Habitual snoring can lead to serious emotional tension between sleeping partners, as well as to the social ostracism of the snorer. The severity of snoring may progressively increased and can lead to obstructive sleep apnoea (OSA), systemic hypertension, cardiac arrhythmias and secondary polyeythaemia (Rice and Persky, 1986).
The aetiology of snoring is multifactorial. The following having been identified as contributory factors:
Loss of tonicity, particularly with age of the tissues of the oropharynx.
Compromisation of the upper respiratory tract due to anatomic abnormalities, trauma or allergic conditions.
Excess body weight.
Sleeping on the back.
Sleeping with mouth open.
Excessive intake of alcohol prior to sleep.
Ingestion of large meals shortly prior to sleep.
Factors 1 to 6 can produce partial collapse or occlusion of the oropharyngeal airway while sleeping.

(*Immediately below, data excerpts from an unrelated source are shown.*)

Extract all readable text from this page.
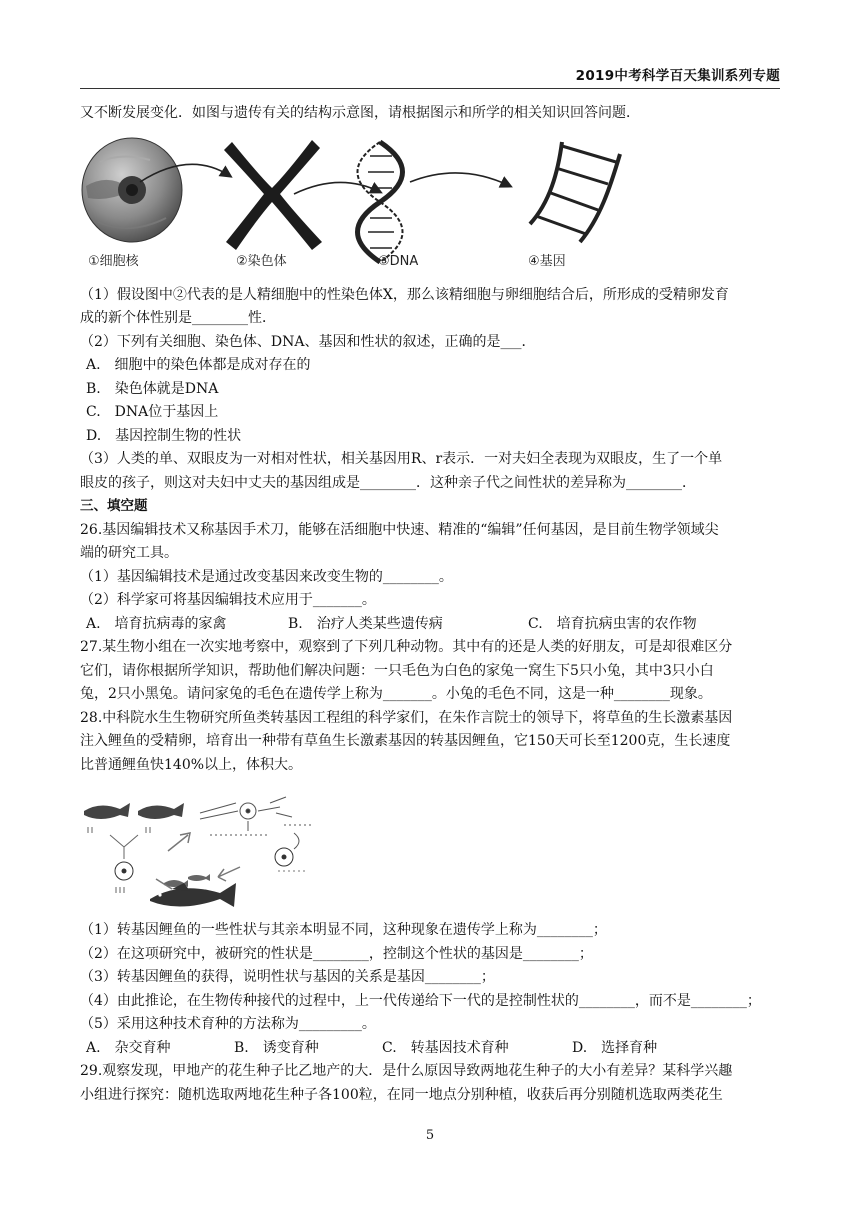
2019中考科学百天集训系列专题
又不断发展变化．如图与遗传有关的结构示意图，请根据图示和所学的相关知识回答问题．
①细胞核	②染色体	③DNA	④基因
（1）假设图中②代表的是人精细胞中的性染色体X，那么该精细胞与卵细胞结合后，所形成的受精卵发育
成的新个体性别是________性．
（2）下列有关细胞、染色体、DNA、基因和性状的叙述，正确的是___．
A.　细胞中的染色体都是成对存在的
B.　染色体就是DNA
C.　DNA位于基因上
D.　基因控制生物的性状
（3）人类的单、双眼皮为一对相对性状，相关基因用R、r表示．一对夫妇全表现为双眼皮，生了一个单
眼皮的孩子，则这对夫妇中丈夫的基因组成是________．这种亲子代之间性状的差异称为________．
三、填空题
26.基因编辑技术又称基因手术刀，能够在活细胞中快速、精准的“编辑”任何基因，是目前生物学领域尖
端的研究工具。
（1）基因编辑技术是通过改变基因来改变生物的________。
（2）科学家可将基因编辑技术应用于_______。
A.　培育抗病毒的家禽	B.　治疗人类某些遗传病	C.　培育抗病虫害的农作物
27.某生物小组在一次实地考察中，观察到了下列几种动物。其中有的还是人类的好朋友，可是却很难区分
它们，请你根据所学知识，帮助他们解决问题：一只毛色为白色的家兔一窝生下5只小兔，其中3只小白
兔，2只小黑兔。请问家兔的毛色在遗传学上称为_______。小兔的毛色不同，这是一种________现象。
28.中科院水生生物研究所鱼类转基因工程组的科学家们，在朱作言院士的领导下，将草鱼的生长激素基因
注入鲤鱼的受精卵，培育出一种带有草鱼生长激素基因的转基因鲤鱼，它150天可长至1200克，生长速度
比普通鲤鱼快140%以上，体积大。
（1）转基因鲤鱼的一些性状与其亲本明显不同，这种现象在遗传学上称为________；
（2）在这项研究中，被研究的性状是________，控制这个性状的基因是________；
（3）转基因鲤鱼的获得，说明性状与基因的关系是基因________；
（4）由此推论，在生物传种接代的过程中，上一代传递给下一代的是控制性状的________，而不是________；
（5）采用这种技术育种的方法称为_________。
A.　杂交育种	B.　诱变育种	C.　转基因技术育种	D.　选择育种
29.观察发现，甲地产的花生种子比乙地产的大．是什么原因导致两地花生种子的大小有差异？某科学兴趣
小组进行探究：随机选取两地花生种子各100粒，在同一地点分别种植，收获后再分别随机选取两类花生
5
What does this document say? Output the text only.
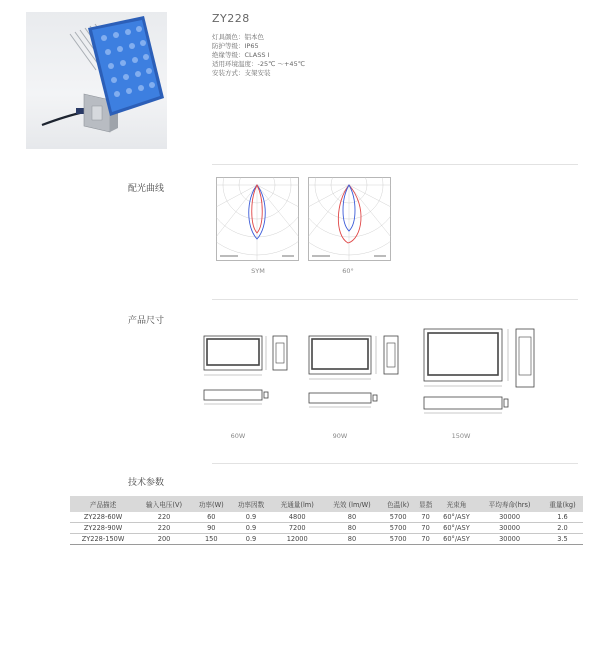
ZY228
灯具颜色：铝本色
防护等级：IP65
绝缘等级：CLASS Ⅰ
适用环境温度：-25℃ ～+45℃
安装方式：支架安装
配光曲线
SYM	60°
产品尺寸
60W	90W	150W
技术参数
产品描述	输入电压(V)	功率(W)	功率因数	光通量(lm)	光效 (lm/W)	色温(k)	显指	光束角	平均寿命(hrs)	重量(kg)
ZY228-60W	220	60	0.9	4800	80	5700	70	60°/ASY	30000	1.6
ZY228-90W	220	90	0.9	7200	80	5700	70	60°/ASY	30000	2.0
ZY228-150W	200	150	0.9	12000	80	5700	70	60°/ASY	30000	3.5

In addition, a distended abdomen due to excess body weight or a full stomach exerts pressure on the diaphragm. This reduces the efficiency of the lungs and can lead to laboured breathing. Individually or synergistically the above factors may induce turbulent airflow past the soft pallet, uvula, the posterior region of the tongue and the posterior facial pillars. The resultant vibration of the tissues, particularly during inspiration with an open mouth, produces the audible sound perceived as snoring.
Due to the multifactorial aetiology, Lipman (1990) advocates a comprehensive approach, including a sleep study for the treatment of most snorers. Accordingly, the treatment of choice my range from lifestyle changes to mechanical, medicinal or surgical intervention (Lipman, 1990), Campion (1985) however reported a high rate of success by simply preventing snorers from mouth breathing, using custom fitted vestibular mouth shields.
The aim of this study was to evaluate efficiency of an antisnoring oral vestibular shield that could be fitted to subjects at chair side.